L’ Italia ha bisogno – come diciamo da anni a questa parte, si veda il nostro originario Manifesto del 30 novembre 2019 – di un processo di radicale “trasformazione” del nostro sistema politico. Che consenta, in primo luogo, di restituire al popolo italiano la sua effettiva sovranità, compressa e confiscata da troppo tempo.
La crisi della rappresentanza, sacrificata alla governabilità, è ad un tempo causa ed effetto della crisi della democrazia.
E’ lecito sperare, forse sognare un soprassalto di consapevolezza del popolo italiano ed un incremento di partecipazione al voto di ieri e oggi?
Difficile dirlo, eppure un ulteriore incremento dell’astensionismo non sarebbe piu’ solo un campanello d’allarme, ma una minaccia incombente sulla nostra capacità di tenuta democratica.
Ad ogni modo, se puo’ essere utile per capirci meglio e senza impiccarci al profilo lessicale di una questione che è di ben altro spessore, chiamiamolo pure “centro”. Ma senza cadere nella tagliola interpretativa di categorie abusate, quasi fossimo posseduti da una “coazione a ripetere” che evoca parole significative a loro tempo, ma oggi, in un nuovo contesto, irrimediabilmente sfuocate.

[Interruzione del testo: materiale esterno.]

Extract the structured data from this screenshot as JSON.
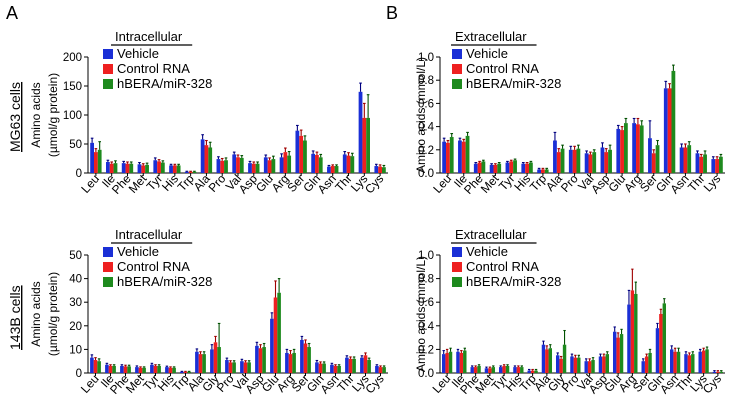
{
  "figure": {
    "panel_labels": [
      "A",
      "B"
    ],
    "row_labels": [
      "MG63 cells",
      "143B cells"
    ],
    "legend": [
      "Vehicle",
      "Control RNA",
      "hBERA/miR-328"
    ],
    "colors": {
      "vehicle": "#1a2fd6",
      "control": "#ee2020",
      "hbera": "#1e8a1e",
      "error": [
        "#000080",
        "#a00000",
        "#005000"
      ]
    }
  },
  "chart_data": [
    {
      "type": "bar",
      "title": "Intracellular",
      "ylabel": "Amino acids (µmol/g protein)",
      "ylim": [
        0,
        200
      ],
      "yticks": [
        "0",
        "50",
        "100",
        "150",
        "200"
      ],
      "categories": [
        "Leu",
        "Ile",
        "Phe",
        "Met",
        "Tyr",
        "His",
        "Trp",
        "Ala",
        "Pro",
        "Val",
        "Asp",
        "Glu",
        "Arg",
        "Ser",
        "Gln",
        "Asn",
        "Thr",
        "Lys",
        "Cys"
      ],
      "series": [
        {
          "name": "Vehicle",
          "values": [
            52,
            19,
            17,
            15,
            22,
            13,
            2,
            58,
            24,
            32,
            17,
            27,
            27,
            73,
            33,
            11,
            32,
            140,
            12
          ],
          "errors": [
            8,
            3,
            3,
            3,
            4,
            2,
            1,
            8,
            4,
            4,
            3,
            4,
            6,
            9,
            5,
            2,
            5,
            15,
            3
          ]
        },
        {
          "name": "Control RNA",
          "values": [
            36,
            16,
            16,
            13,
            20,
            13,
            2,
            48,
            21,
            27,
            16,
            22,
            36,
            64,
            31,
            12,
            30,
            95,
            11
          ],
          "errors": [
            6,
            3,
            3,
            3,
            3,
            2,
            1,
            8,
            4,
            4,
            3,
            4,
            7,
            10,
            5,
            2,
            5,
            25,
            3
          ]
        },
        {
          "name": "hBERA/miR-328",
          "values": [
            40,
            17,
            16,
            14,
            18,
            13,
            2,
            44,
            22,
            26,
            16,
            24,
            30,
            56,
            27,
            12,
            29,
            95,
            10
          ],
          "errors": [
            14,
            4,
            3,
            3,
            3,
            2,
            1,
            9,
            4,
            4,
            3,
            5,
            7,
            8,
            5,
            2,
            5,
            40,
            3
          ]
        }
      ]
    },
    {
      "type": "bar",
      "title": "Extracellular",
      "ylabel": "Amino acids (mmol/L)",
      "ylim": [
        0,
        1.0
      ],
      "yticks": [
        "0.0",
        "0.2",
        "0.4",
        "0.6",
        "0.8",
        "1.0"
      ],
      "categories": [
        "Leu",
        "Ile",
        "Phe",
        "Met",
        "Tyr",
        "His",
        "Trp",
        "Ala",
        "Pro",
        "Val",
        "Asp",
        "Glu",
        "Arg",
        "Ser",
        "Gln",
        "Asn",
        "Thr",
        "Lys"
      ],
      "series": [
        {
          "name": "Vehicle",
          "values": [
            0.27,
            0.28,
            0.08,
            0.07,
            0.09,
            0.08,
            0.03,
            0.28,
            0.2,
            0.17,
            0.22,
            0.38,
            0.43,
            0.3,
            0.73,
            0.22,
            0.17,
            0.12
          ],
          "errors": [
            0.03,
            0.02,
            0.01,
            0.01,
            0.01,
            0.01,
            0.01,
            0.07,
            0.03,
            0.02,
            0.04,
            0.03,
            0.04,
            0.15,
            0.06,
            0.03,
            0.02,
            0.02
          ]
        },
        {
          "name": "Control RNA",
          "values": [
            0.26,
            0.27,
            0.09,
            0.07,
            0.1,
            0.08,
            0.03,
            0.18,
            0.2,
            0.16,
            0.18,
            0.37,
            0.42,
            0.17,
            0.73,
            0.22,
            0.14,
            0.12
          ],
          "errors": [
            0.02,
            0.02,
            0.01,
            0.01,
            0.01,
            0.01,
            0.01,
            0.03,
            0.03,
            0.02,
            0.03,
            0.03,
            0.05,
            0.03,
            0.04,
            0.03,
            0.02,
            0.02
          ]
        },
        {
          "name": "hBERA/miR-328",
          "values": [
            0.31,
            0.32,
            0.1,
            0.08,
            0.11,
            0.09,
            0.03,
            0.21,
            0.21,
            0.18,
            0.2,
            0.43,
            0.41,
            0.24,
            0.88,
            0.24,
            0.16,
            0.14
          ],
          "errors": [
            0.03,
            0.03,
            0.01,
            0.01,
            0.01,
            0.01,
            0.01,
            0.03,
            0.03,
            0.02,
            0.04,
            0.04,
            0.04,
            0.04,
            0.05,
            0.03,
            0.03,
            0.02
          ]
        }
      ]
    },
    {
      "type": "bar",
      "title": "Intracellular",
      "ylabel": "Amino acids (µmol/g protein)",
      "ylim": [
        0,
        50
      ],
      "yticks": [
        "0",
        "10",
        "20",
        "30",
        "40",
        "50"
      ],
      "categories": [
        "Leu",
        "Ile",
        "Phe",
        "Met",
        "Tyr",
        "His",
        "Trp",
        "Ala",
        "Gly",
        "Pro",
        "Val",
        "Asp",
        "Glu",
        "Arg",
        "Ser",
        "Gln",
        "Asn",
        "Thr",
        "Lys",
        "Cys"
      ],
      "series": [
        {
          "name": "Vehicle",
          "values": [
            6.5,
            3.5,
            3,
            2.5,
            3.5,
            2.5,
            0.5,
            9,
            10,
            5.5,
            5,
            11.5,
            23,
            8.5,
            14,
            4.5,
            3.5,
            6.5,
            6.5,
            3
          ],
          "errors": [
            1.2,
            0.6,
            0.5,
            0.5,
            0.6,
            0.4,
            0.2,
            1.2,
            2,
            0.8,
            0.8,
            1.5,
            2.5,
            1.5,
            1.5,
            0.8,
            0.6,
            0.8,
            0.8,
            0.5
          ]
        },
        {
          "name": "Control RNA",
          "values": [
            5.5,
            3,
            2.8,
            2.2,
            3,
            2.2,
            0.5,
            8,
            13,
            4.5,
            4.5,
            10.5,
            32,
            8,
            12.5,
            4,
            3,
            6,
            7.5,
            2.5
          ],
          "errors": [
            1,
            0.5,
            0.5,
            0.4,
            0.5,
            0.4,
            0.2,
            1,
            2.5,
            0.7,
            0.7,
            1.5,
            7,
            1.5,
            1.5,
            0.7,
            0.5,
            0.8,
            1,
            0.5
          ]
        },
        {
          "name": "hBERA/miR-328",
          "values": [
            5,
            3,
            2.8,
            2.2,
            3,
            2.2,
            0.5,
            8,
            11,
            4.5,
            4.5,
            11,
            34,
            8.5,
            11,
            4,
            3,
            6,
            5.5,
            2.5
          ],
          "errors": [
            1,
            0.5,
            0.5,
            0.4,
            0.5,
            0.4,
            0.2,
            1,
            10,
            0.7,
            0.7,
            1.5,
            6,
            1.5,
            1.5,
            0.7,
            0.5,
            0.8,
            0.8,
            0.5
          ]
        }
      ]
    },
    {
      "type": "bar",
      "title": "Extracellular",
      "ylabel": "Amino acids (mmol/L)",
      "ylim": [
        0,
        1.0
      ],
      "yticks": [
        "0.0",
        "0.2",
        "0.4",
        "0.6",
        "0.8",
        "1.0"
      ],
      "categories": [
        "Leu",
        "Ile",
        "Phe",
        "Met",
        "Tyr",
        "His",
        "Trp",
        "Ala",
        "Gly",
        "Pro",
        "Val",
        "Asp",
        "Glu",
        "Arg",
        "Ser",
        "Gln",
        "Asn",
        "Thr",
        "Lys",
        "Cys"
      ],
      "series": [
        {
          "name": "Vehicle",
          "values": [
            0.16,
            0.18,
            0.05,
            0.04,
            0.05,
            0.05,
            0.02,
            0.24,
            0.15,
            0.14,
            0.1,
            0.14,
            0.35,
            0.58,
            0.1,
            0.38,
            0.2,
            0.16,
            0.18,
            0.01
          ],
          "errors": [
            0.03,
            0.02,
            0.01,
            0.01,
            0.01,
            0.01,
            0.01,
            0.03,
            0.02,
            0.02,
            0.02,
            0.02,
            0.04,
            0.12,
            0.02,
            0.04,
            0.03,
            0.02,
            0.02,
            0.01
          ]
        },
        {
          "name": "Control RNA",
          "values": [
            0.17,
            0.17,
            0.05,
            0.04,
            0.06,
            0.05,
            0.02,
            0.2,
            0.12,
            0.13,
            0.1,
            0.14,
            0.3,
            0.7,
            0.14,
            0.5,
            0.18,
            0.15,
            0.19,
            0.01
          ],
          "errors": [
            0.03,
            0.02,
            0.01,
            0.01,
            0.01,
            0.01,
            0.01,
            0.03,
            0.02,
            0.02,
            0.02,
            0.02,
            0.04,
            0.18,
            0.02,
            0.04,
            0.03,
            0.02,
            0.02,
            0.01
          ]
        },
        {
          "name": "hBERA/miR-328",
          "values": [
            0.18,
            0.19,
            0.06,
            0.05,
            0.06,
            0.05,
            0.02,
            0.21,
            0.24,
            0.13,
            0.11,
            0.16,
            0.33,
            0.67,
            0.17,
            0.59,
            0.18,
            0.16,
            0.2,
            0.01
          ],
          "errors": [
            0.03,
            0.02,
            0.01,
            0.01,
            0.01,
            0.01,
            0.01,
            0.03,
            0.12,
            0.02,
            0.02,
            0.02,
            0.04,
            0.1,
            0.03,
            0.04,
            0.03,
            0.02,
            0.02,
            0.01
          ]
        }
      ]
    }
  ]
}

Se un merito va riconosciuto alla proposta di riforma costituzionale avanzata dal governo della destra è il fatto di rappresentare un discrimine che non ammette ambiguità. L’attacco alla Costituzione, condotto in nome del “premierato”, mette in campo – come su queste pagine è già stato ampiamente osservato da tempo – una pregiudiziale costituzionale e repubblicana da cui non si puo’ decampare.
Non ci sono spazi di mediazione possibili e chi li invoca sta già dall’ altra parte.
Il che non significa che non si debbano ricercare – a cominciare, ad esempio, dalla “sfiducia costruttiva” – altre modalità dirette a garantire e rafforzare la governabilità del sistema.
In altri termini, il nodo centrale che siamo chiamati ad affrontare nei prossimi mesi concerne la difesa del nostro ordinamento costituzionale.
Sì riparte da lì : chi sta da una parte e chi dall’altra.
Vale per Forza Italia e vale per qualunque altra forza politica, associazione o singolo cittadino.
La madre di tutte le riforme, come l’ ha evocata Giorgia Meloni, è , in effetti, la “madre di tutte le battaglie” e va combattuta, senza ambiguità, a viso aperto.